Le funéraire est le métier des euphémismes et des mots choisis. Récemment, quelques posts sur les réseaux sociaux s’interrogeaient sur les mots utilisés pour expliquer les choses aux familles. Petite contribution.
Sémantique pas en toc
Il est normal de s’interroger sur le vocabulaire à employer face à une famille. Et pour cela, il n’y a pas trente six solutions : il faut travailler. Échanger avec des collègues, sur les groupes sociaux, pour le côté spécifique, certes, mais aussi enrichir son vocabulaire. Être à l’aise avec le vocabulaire funéraire, c’est être à l’aise avec le vocabulaire tout court. Lorsqu’on n’est à l’aise qu’avec un langage spécifique, mais pas avec le langage en général, on n’est pas à l’aise, tout simplement.
Certes, il y a des contre exemples. On songera à tel ou tel connu pour sa verve, mais lorsqu’on est conseiller funéraire ou Maître de Cérémonies, on ne compte pas sur son bagout façon « Nanar la combine ».
L’arme absolue, ce sont les livres. Toutes les étude le démontrent : quelqu’un qui lit a beaucoup plus de vocabulaire que quelqu’un qui ne lit pas. Et si on n’est pas à l’aise avec la lecture… D’accord, parenthèse personnelle : je suis absolument persuadé que tout le monde aime lire. Simplement, tout le monde n’a pas eu la chance de rencontrer le livre qui lui en a fait prendre conscience. Mais bref.
Si vous n’êtes pas à l’aise avec la lecture, écoutez. Il y a de quoi. Écoutez parler les politiques, niveau circonvolutions lexicales, ce sont les champions. Écoutez aussi des humoristes. Certes, votre métier n’est pas de faire marrer les gens, mais les pros du rire savent donner des leçons en terme de choix des mots, de tournures de phrases, et de rythme. Dommage qu’ils soient tous morts.
Pardon ? Il y en a des vivants ? Excusez moi, nous nous sommes mal compris.
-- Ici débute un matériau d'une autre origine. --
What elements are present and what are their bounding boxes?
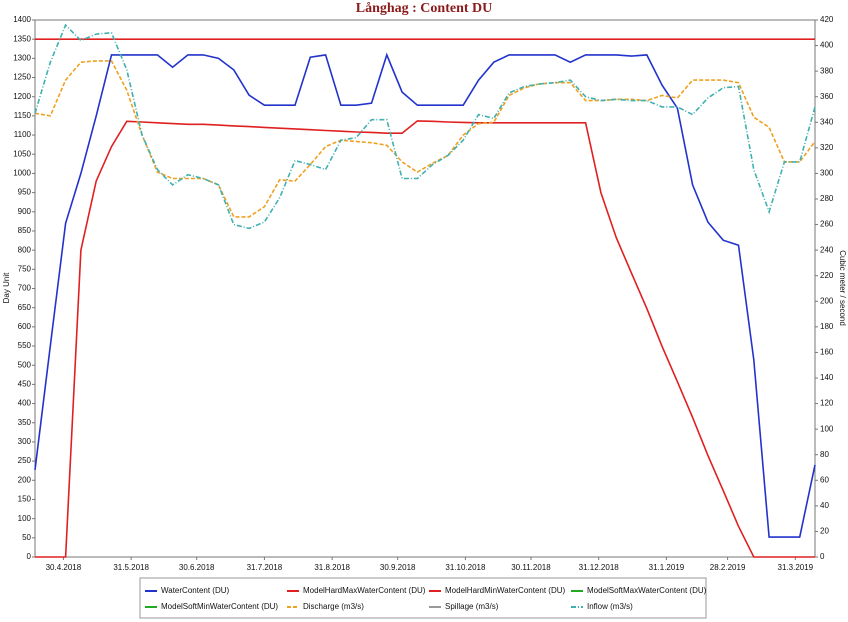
y2-tick-label: 340 — [820, 117, 834, 126]
series-line — [34, 60, 816, 218]
y-tick-label: 1400 — [13, 15, 31, 24]
y2-tick-label: 100 — [820, 424, 834, 433]
y-tick-label: 1300 — [13, 53, 31, 62]
y2-tick-label: 300 — [820, 169, 834, 178]
legend-label: WaterContent (DU) — [161, 586, 230, 595]
y-tick-label: 200 — [18, 475, 32, 484]
y-tick-label: 150 — [18, 495, 32, 504]
x-tick-label: 28.2.2019 — [710, 563, 746, 572]
y-tick-label: 1150 — [14, 111, 32, 120]
y-tick-label: 400 — [18, 399, 32, 408]
x-tick-label: 31.1.2019 — [649, 563, 685, 572]
y2-tick-label: 40 — [820, 501, 829, 510]
legend-label: Discharge (m3/s) — [303, 602, 364, 611]
x-tick-label: 31.3.2019 — [778, 563, 814, 572]
x-tick-label: 30.4.2018 — [46, 563, 82, 572]
y-tick-label: 700 — [18, 284, 32, 293]
y-tick-label: 750 — [18, 264, 32, 273]
y2-tick-label: 80 — [820, 450, 829, 459]
y-tick-label: 1050 — [13, 149, 31, 158]
y2-tick-label: 120 — [820, 399, 834, 408]
y-tick-label: 350 — [18, 418, 32, 427]
y2-tick-label: 20 — [820, 527, 829, 536]
y2-tick-label: 180 — [820, 322, 834, 331]
y-tick-label: 850 — [18, 226, 32, 235]
y2-tick-label: 320 — [820, 143, 834, 152]
y-tick-label: 900 — [18, 207, 32, 216]
y-tick-label: 450 — [18, 380, 32, 389]
y2-tick-label: 0 — [820, 552, 825, 561]
y-tick-label: 800 — [18, 245, 32, 254]
y2-tick-label: 200 — [820, 296, 834, 305]
y-tick-label: 250 — [18, 456, 32, 465]
y-tick-label: 50 — [22, 533, 31, 542]
y2-tick-label: 60 — [820, 475, 829, 484]
x-tick-label: 31.10.2018 — [445, 563, 486, 572]
y2-tick-label: 400 — [820, 41, 834, 50]
y-tick-label: 550 — [18, 341, 32, 350]
y-tick-label: 0 — [27, 552, 32, 561]
y-axis-label: Day Unit — [2, 272, 11, 303]
y2-axis-label: Cubic meter / second — [838, 250, 847, 326]
x-tick-label: 30.11.2018 — [511, 563, 551, 572]
y2-tick-label: 140 — [820, 373, 834, 382]
chart-title: Långhag : Content DU — [356, 1, 493, 16]
y-tick-label: 300 — [18, 437, 32, 446]
y2-tick-label: 280 — [820, 194, 834, 203]
y-tick-label: 1100 — [14, 130, 32, 139]
y2-tick-label: 220 — [820, 271, 834, 280]
y2-tick-label: 420 — [820, 15, 834, 24]
x-tick-label: 30.9.2018 — [380, 563, 416, 572]
legend-label: ModelHardMinWaterContent (DU) — [445, 586, 566, 595]
y2-tick-label: 380 — [820, 66, 834, 75]
y-tick-label: 1200 — [13, 92, 31, 101]
series-line — [34, 52, 816, 538]
x-tick-label: 31.7.2018 — [247, 563, 283, 572]
legend-label: ModelSoftMinWaterContent (DU) — [161, 602, 278, 611]
legend-label: ModelHardMaxWaterContent (DU) — [303, 586, 426, 595]
y-tick-label: 100 — [18, 514, 32, 523]
y2-tick-label: 160 — [820, 348, 834, 357]
series-line — [35, 120, 815, 558]
y-tick-label: 950 — [18, 188, 32, 197]
x-tick-label: 31.8.2018 — [314, 563, 350, 572]
x-tick-label: 30.6.2018 — [179, 563, 215, 572]
y-tick-label: 600 — [18, 322, 32, 331]
x-tick-label: 31.5.2018 — [113, 563, 149, 572]
x-tick-label: 31.12.2018 — [579, 563, 620, 572]
y-tick-label: 1000 — [13, 169, 31, 178]
y-tick-label: 1250 — [13, 73, 31, 82]
y2-tick-label: 240 — [820, 245, 834, 254]
legend-label: ModelSoftMaxWaterContent (DU) — [587, 586, 707, 595]
y-tick-label: 500 — [18, 360, 32, 369]
y-tick-label: 1350 — [13, 34, 31, 43]
y2-tick-label: 360 — [820, 92, 834, 101]
legend — [139, 577, 707, 619]
y2-tick-label: 260 — [820, 220, 834, 229]
legend-label: Spillage (m3/s) — [445, 602, 499, 611]
legend-label: Inflow (m3/s) — [587, 602, 633, 611]
y-tick-label: 650 — [18, 303, 32, 312]
series-line — [34, 23, 816, 230]
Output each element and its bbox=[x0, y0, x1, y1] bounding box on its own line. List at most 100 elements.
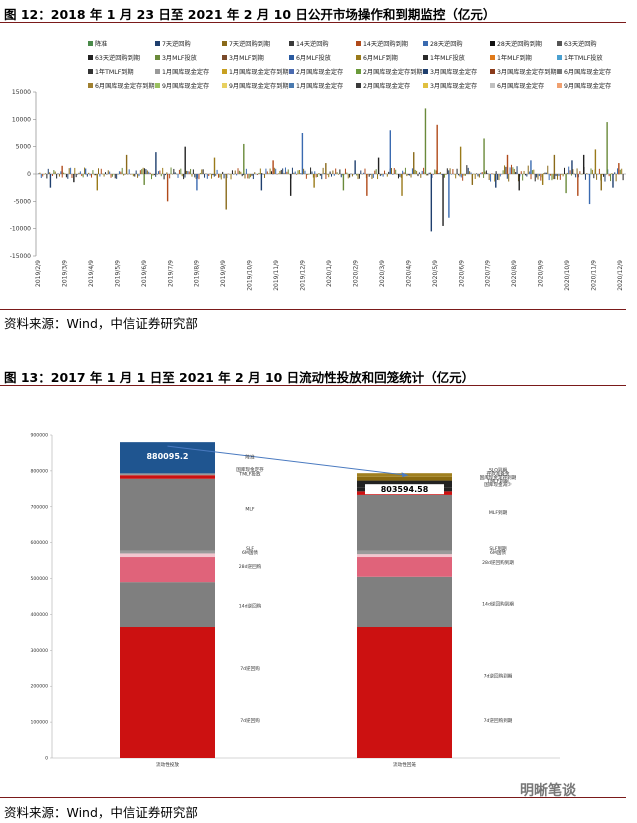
spike-bar bbox=[389, 130, 391, 174]
figure12-title: 图 12：2018 年 1 月 23 日至 2021 年 2 月 10 日公开市… bbox=[4, 7, 496, 22]
bar bbox=[230, 174, 232, 180]
bar bbox=[180, 168, 182, 174]
bar bbox=[273, 167, 275, 174]
bar bbox=[297, 170, 299, 174]
bar bbox=[146, 170, 148, 174]
y-tick-label: 700000 bbox=[30, 504, 48, 510]
bar bbox=[118, 171, 120, 174]
withdrawal-side-label: SLF到期 bbox=[489, 545, 507, 552]
spike-bar bbox=[518, 174, 520, 191]
legend-swatch bbox=[222, 55, 227, 60]
bar bbox=[350, 173, 352, 175]
bar bbox=[305, 174, 307, 179]
bar bbox=[515, 171, 517, 174]
x-tick-label: 2020/7/9 bbox=[485, 260, 492, 287]
injection-segment bbox=[120, 478, 215, 551]
bar bbox=[104, 172, 106, 174]
bar bbox=[566, 172, 568, 174]
spike-bar bbox=[401, 174, 403, 196]
bar bbox=[284, 167, 286, 174]
withdrawal-segment bbox=[357, 494, 452, 551]
legend-label: 6月国库现金定存到期 bbox=[95, 82, 155, 90]
bar bbox=[241, 174, 243, 177]
bar bbox=[148, 171, 150, 174]
withdrawal-side-label: SLO到期 bbox=[489, 467, 508, 474]
bar bbox=[106, 174, 108, 175]
legend-swatch bbox=[289, 55, 294, 60]
injection-segment bbox=[120, 473, 215, 476]
bar bbox=[484, 171, 486, 174]
spike-bar bbox=[424, 108, 427, 174]
bar bbox=[384, 170, 386, 174]
bar bbox=[499, 174, 501, 177]
withdrawal-segment bbox=[357, 627, 452, 758]
x-tick-label: 2019/2/9 bbox=[35, 260, 42, 287]
bar bbox=[480, 172, 482, 174]
spike-bar bbox=[325, 163, 327, 174]
bar bbox=[139, 170, 141, 174]
bar bbox=[261, 173, 263, 174]
x-tick-label: 2019/10/9 bbox=[247, 260, 254, 291]
legend-swatch bbox=[155, 41, 160, 46]
bar bbox=[298, 170, 300, 174]
bar bbox=[428, 172, 430, 174]
bar bbox=[304, 170, 306, 174]
bar bbox=[400, 174, 402, 178]
legend-swatch bbox=[155, 55, 160, 60]
bar bbox=[476, 173, 478, 174]
bar bbox=[584, 174, 586, 180]
bar bbox=[470, 172, 472, 174]
bar bbox=[516, 166, 518, 174]
legend-label: 3月MLF投放 bbox=[162, 54, 197, 62]
bar bbox=[289, 174, 291, 175]
spike-bar bbox=[96, 174, 98, 191]
y-tick-label: 400000 bbox=[30, 612, 48, 618]
figure13-chart: 900000 800000 700000 600000 500000 400000 3000… bbox=[30, 433, 560, 768]
spike-bar bbox=[73, 174, 75, 183]
bar bbox=[89, 174, 91, 176]
bar bbox=[544, 172, 546, 174]
legend-swatch bbox=[423, 83, 428, 88]
withdrawal-side-label: TMLF到期 bbox=[486, 477, 509, 484]
bar bbox=[564, 167, 566, 174]
withdrawal-total-label: 803594.58 bbox=[381, 485, 429, 494]
legend-label: 9月国库现金定存 bbox=[162, 82, 209, 90]
legend-swatch bbox=[88, 83, 93, 88]
withdrawal-segment bbox=[357, 550, 452, 555]
bar bbox=[265, 168, 267, 174]
bar bbox=[187, 171, 189, 174]
bar bbox=[608, 174, 610, 177]
bar bbox=[520, 171, 522, 174]
bar bbox=[183, 174, 185, 180]
withdrawal-side-label: 存款准备金 bbox=[487, 470, 510, 477]
spike-bar bbox=[618, 163, 620, 174]
bar bbox=[254, 172, 256, 174]
bar bbox=[344, 168, 346, 174]
bar bbox=[184, 174, 186, 178]
bar bbox=[509, 167, 511, 174]
bar bbox=[467, 167, 469, 174]
bar bbox=[517, 174, 519, 182]
bar bbox=[590, 168, 592, 174]
bar bbox=[243, 174, 245, 176]
legend-label: 14天逆回购到期 bbox=[363, 40, 408, 48]
x-tick-label: 2019/5/9 bbox=[114, 260, 121, 287]
bar bbox=[420, 174, 422, 178]
bar bbox=[446, 168, 448, 174]
bar bbox=[141, 169, 143, 174]
bar bbox=[39, 172, 41, 174]
injection-side-label: 14d逆回购 bbox=[239, 602, 262, 609]
bar bbox=[177, 174, 179, 178]
spike-bar bbox=[436, 124, 438, 174]
bar bbox=[217, 174, 219, 178]
bar bbox=[56, 174, 58, 179]
bar bbox=[287, 169, 289, 174]
bar bbox=[617, 168, 619, 174]
bar bbox=[314, 171, 316, 174]
bar bbox=[293, 172, 295, 174]
y-tick-label: 300000 bbox=[30, 648, 48, 654]
x-tick-label: 2020/3/9 bbox=[379, 260, 386, 287]
bar bbox=[353, 174, 355, 175]
bar bbox=[280, 169, 282, 174]
x-tick-label: 2020/9/9 bbox=[538, 260, 545, 287]
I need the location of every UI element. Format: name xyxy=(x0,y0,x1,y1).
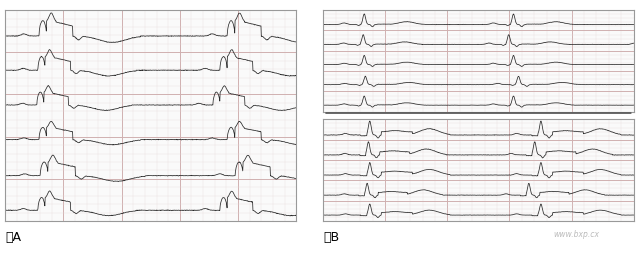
Text: www.bxp.cx: www.bxp.cx xyxy=(553,230,599,239)
Text: 图B: 图B xyxy=(323,231,339,244)
Text: 图A: 图A xyxy=(5,231,21,244)
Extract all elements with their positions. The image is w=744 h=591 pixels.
Nous ne parlons pas des « humoristes » contemporains qui s’expriment au mieux avec le vocabulaire et l’attitude d’un enfant de trois ans qui se sent tout fier parce qu’il a dit un gros mot, ou qui expose sans pudeur ses problèmes intimes, nous parlons de vrais humoristes qui faisaient rire une foule juste avec le poids des mots. Trouvez des enregistrements de Pierre Desproges et de Raymond Devos, vous comprendrez.
Des trucs de vieux ? Certainement. Mais, navré de le dire : si vous voulez enrichir votre vocabulaire pour être plus à l’aise à l’oral, ce n’est pas en cherchant dans la création contemporaine que vous y arriverez. Quoicoubeh frère.
La conclusion, la voici : maîtriser l’oral pour être à l’aise dans un métier de contact aussi sensible que les pompes funèbres, ce n’est pas seulement être capable de retenir des formules spécifiques, c’est aussi savoir les transformer pour qu’elles vous correspondent. De cette façon, vous les direz plus naturellement, et votre sincérité ressortira, ce qui plaira à la famille.
Les proches des défunts se sentent mieux face à un professionnel qui maîtrise son sujet, est capable de leur expliquer les choses en se mettant à leur niveau, tout en restant naturel et empathique. Si ils ont l’impression de parler à un stagiaire qui récite un argumentaire par cœur, ça n’ira pas. Vous serez malheureux, et, paradoxalement, être malheureux quand on travaille dans le funéraire, c’est anormal.
Guillaume Bailly
Quelle superbe analyse ! Vous avez, hélas, bien raison quant au vocabulaire limité et désinvolte des jeunes d’aujourd’hui. J’espère ne jamais avoir à entendre un croque dire « allez ça marche » comme le disent les serveurs (ses) dans les bars et restaurants.
Effectivement, nous avons un métier où l’éloquence est notre outil de travail. Merci pour cette remarque.